Fetal anomaly scan
An anomaly scan is a thorough, structured ultrasound analysis of your baby carried out by a gynecologist specially trained in targeted prenatal ultrasound.
It shows whether your baby is developing normally and where the placenta is lying in your uterus. It is sometimes called your mid-pregnancy ultrasound scan and must take place when you are between 18 and 23 weeks pregnant. It is one of the most important pregnancy scans and helps us find out whether the baby has a disability or not. Unfortunately however the anomaly scan is not 100% accurate and couples need to consent that they understand this.
What we look for particularly:
- The shape and structure of your baby's head and brain.
- Your baby's face to check for a cleft lip.
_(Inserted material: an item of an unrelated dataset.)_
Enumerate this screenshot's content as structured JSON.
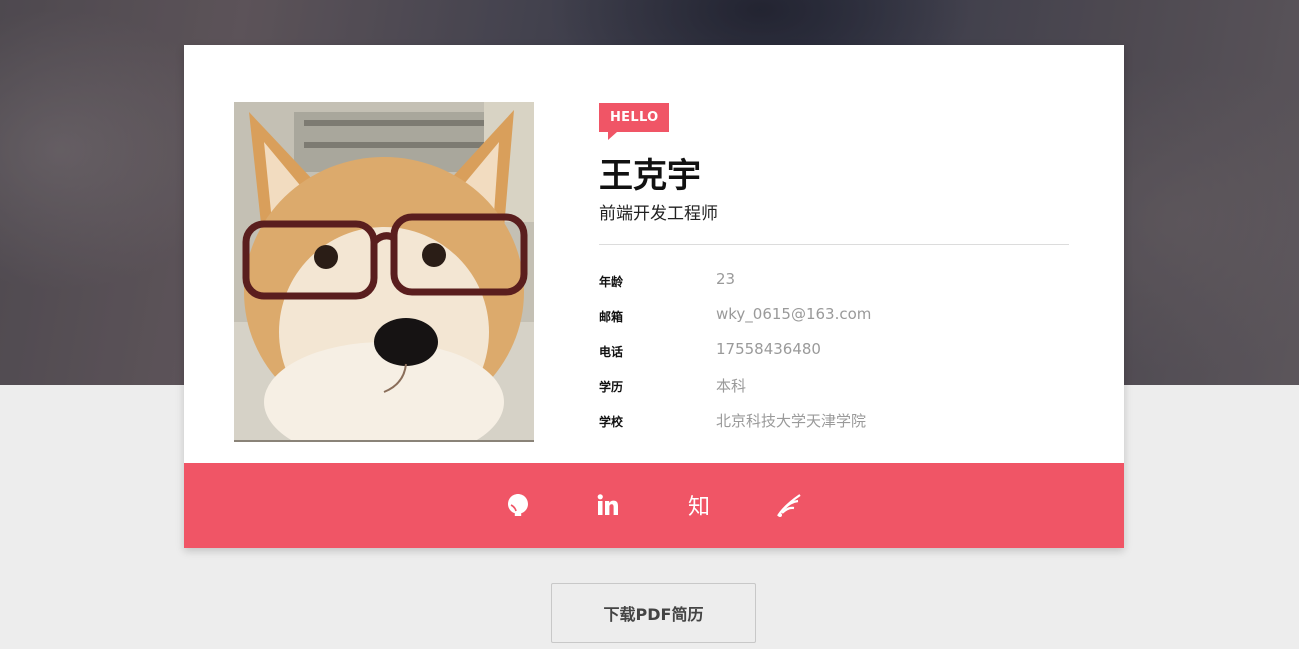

- Your baby's spine, both along its length and in cross section, to make sure that all the bones align and that the skin covers the spine at the back.
- Your baby's abdominal wall, to make sure it covers all the internal organs at the front.
- Your baby's heart and lungs. The top two chambers (atria) and the bottom two chambers (ventricles) should be equal in size. The valves should open and close with each heartbeat.
- Your baby's stomach and bowels. Your baby swallows some of the amniotic fluid that he lies in, which is seen in his stomach as a black bubble.
- That your baby has two kidneys, and that urine flows freely into his bladder.
- Your baby's sex, arms, legs, hands and feet.
As well as this detailed look at how your baby is growing, we check the position of the placenta, the umbilical cord and that there's enough amniotic fluid. During the scan we will measure your baby's head, cerebellum, abdominal circumference and the length of all long bones.
Some conditions, including late-onset ossification defects and bowel obstructions, may not be seen until later in your pregnancy. However, having your anomaly scan will most likely rule out all these conditions, as the vast majority of babies are born healthy.
Other problems may mean a baby needs surgery or treatment after birth, or even surgery while still in the uterus. There will be a whole range of people to support you if there is a difficulty.